QUALITATIVE RESEARCH METHODS

FROM AN ORGANIZATION MANAGEMENT PERSPECTIVE

Эhsan Ulaю Kocaoрlu

JANUARY 2006

CONTENTS

Definition of Qualitative Research in Social Sciences

Approaches to Management Research

Positivism versus Phenomenology

Deductive and Inductive

Schools of Thought in Management Research

Major Qualitaitve Research Approaches

Ethnographic Approach

Phenomenology

Field Research

Grounded Theory

Case study

Action Research

Narrative research

Qualitative Data Collection Techniques

Interviews

Workshops / Focus Groups

Literature Review

Participant Observation

Nonparticipant Observation

Data Analysis and Analytic Techniques

Analytic induction

Constant comparison

Coding

Enumaration

Memoing

Integrative diagrams and sessions:

Quality of Qualitative Research

Credibility

Transferability

Dependability

Confirmability

Discussion and Conclusion

References

Definition of Qualitative Research in Social Sciences

The label qualitative methods is an umbrella term covering an array of interpretive techniques which seek to describe, decode, translate and otherwise come to terms with the meaning, not the frequency, of certain more or less naturally occurring phenomena in the social world. It involves the use of a vast array of non-statistical data collection and analysis techniques and rich mixture of inductive theory building practice. Figure 1 gives a good description of what of what type of research is considered qualitative together with what is not from research strategy and pupose to data collection and analysis methods.

Typically the observation and testing of theoretical predictions entail the researcher's a priori conceptualization, operationalization and statistical measurement of dimensions of respondents' behaviour rather than beginning with their subjective perspectives.

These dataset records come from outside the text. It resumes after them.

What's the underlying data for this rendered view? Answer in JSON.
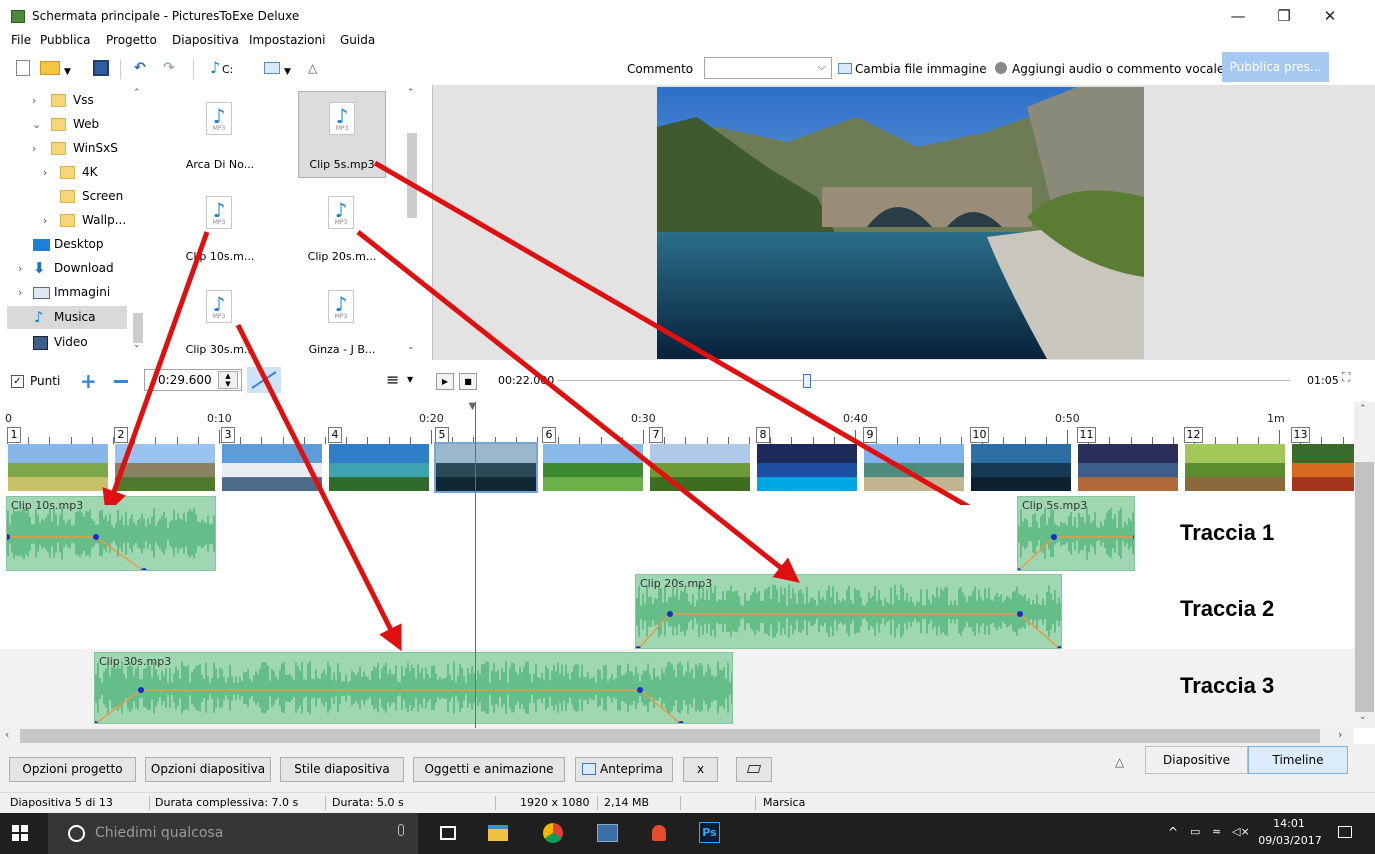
{
  "window": {
    "title": "Schermata principale - PicturesToExe Deluxe",
    "minimize_glyph": "—",
    "maximize_glyph": "❐",
    "close_glyph": "✕"
  },
  "menu": {
    "items": [
      "File",
      "Pubblica",
      "Progetto",
      "Diapositiva",
      "Impostazioni",
      "Guida"
    ]
  },
  "toolbar": {
    "drive_label": "C:",
    "comment_label": "Commento",
    "comment_value": "",
    "change_image_label": "Cambia file immagine",
    "add_audio_label": "Aggiungi audio o commento vocale",
    "publish_label": "Pubblica pres...",
    "icons": [
      "new-document-icon",
      "open-folder-icon",
      "save-icon",
      "undo-icon",
      "redo-icon",
      "music-note-icon",
      "image-list-icon",
      "triangle-icon"
    ]
  },
  "folder_tree": {
    "items": [
      {
        "label": "Vss",
        "expandable": true
      },
      {
        "label": "Web",
        "expandable": true
      },
      {
        "label": "WinSxS",
        "expandable": true
      },
      {
        "label": "4K",
        "expandable": true
      },
      {
        "label": "Screen",
        "expandable": false
      },
      {
        "label": "Wallp...",
        "expandable": true
      },
      {
        "label": "Desktop",
        "expandable": false
      },
      {
        "label": "Download",
        "expandable": true
      },
      {
        "label": "Immagini",
        "expandable": true
      },
      {
        "label": "Musica",
        "expandable": false
      },
      {
        "label": "Video",
        "expandable": true
      }
    ],
    "selected": "Musica"
  },
  "files": {
    "badge": "MP3",
    "items": [
      "Arca Di No...",
      "Clip 5s.mp3",
      "Clip 10s.m...",
      "Clip 20s.m...",
      "Clip 30s.m...",
      "Ginza - J B..."
    ],
    "selected": "Clip 5s.mp3"
  },
  "controls": {
    "punti_label": "Punti",
    "punti_checked": true,
    "check_glyph": "✓",
    "duration_value": "0:29.600",
    "current_time": "00:22.000",
    "total_time": "01:05",
    "playhead_position": 0.338
  },
  "timeline": {
    "ruler_labels": [
      "0",
      "0:10",
      "0:20",
      "0:30",
      "0:40",
      "0:50",
      "1m"
    ],
    "slides": [
      "1",
      "2",
      "3",
      "4",
      "5",
      "6",
      "7",
      "8",
      "9",
      "10",
      "11",
      "12",
      "13"
    ],
    "selected_slide": "5",
    "tracks": [
      {
        "label": "Traccia 1",
        "clips": [
          "Clip 10s.mp3",
          "Clip 5s.mp3"
        ]
      },
      {
        "label": "Traccia 2",
        "clips": [
          "Clip 20s.mp3"
        ]
      },
      {
        "label": "Traccia 3",
        "clips": [
          "Clip 30s.mp3"
        ]
      }
    ]
  },
  "bottom_buttons": {
    "project_options": "Opzioni progetto",
    "slide_options": "Opzioni diapositiva",
    "slide_style": "Stile diapositiva",
    "objects_animation": "Oggetti e animazione",
    "preview": "Anteprima",
    "close_x": "x"
  },
  "view_tabs": {
    "slides": "Diapositive",
    "timeline": "Timeline",
    "active": "Timeline"
  },
  "status": {
    "slide": "Diapositiva 5 di 13",
    "total_duration": "Durata complessiva: 7.0 s",
    "duration": "Durata: 5.0 s",
    "resolution": "1920 x 1080",
    "size": "2,14 MB",
    "name": "Marsica"
  },
  "taskbar": {
    "search_placeholder": "Chiedimi qualcosa",
    "time": "14:01",
    "date": "09/03/2017",
    "apps": [
      "windows-start-icon",
      "microphone-icon",
      "task-view-icon",
      "file-explorer-icon",
      "chrome-icon",
      "photos-icon",
      "pictures-to-exe-icon",
      "photoshop-icon"
    ],
    "photoshop_label": "Ps"
  },
  "colors": {
    "clip_fill": "#9fd7b2",
    "waveform": "#3fae6e",
    "envelope": "#e89a4a",
    "envelope_point": "#1530c8",
    "arrow": "#e01010",
    "accent": "#a7c8f0"
  }
}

Indeed, human subjectivity is often specifically excluded from explanations of behaviour because such "inner" subjective causes are taken to be empirically unobservable and hence inadmissible as "genuinely scientific explanations".

In contrast, qualitative research has a direct interest in accessing actors' subjective meanings and interpretations in order to explain their behaviour, although whether or not this is possible in an objective manner has been subjected to much debate. Such commitments to understand are premised upon the idea that to follow the approach of the natural sciences in the study of the social world is an error because human action, unlike the behaviour of non-sentient objects in the natural world, has an internal subjective logic which must be understood in order to make it intelligible.

Quantitative measures of phenomena are seen to impose an external researcher-derived logic which excludes, or at best distorts rather than captures, actors' subjectivity from the data collected.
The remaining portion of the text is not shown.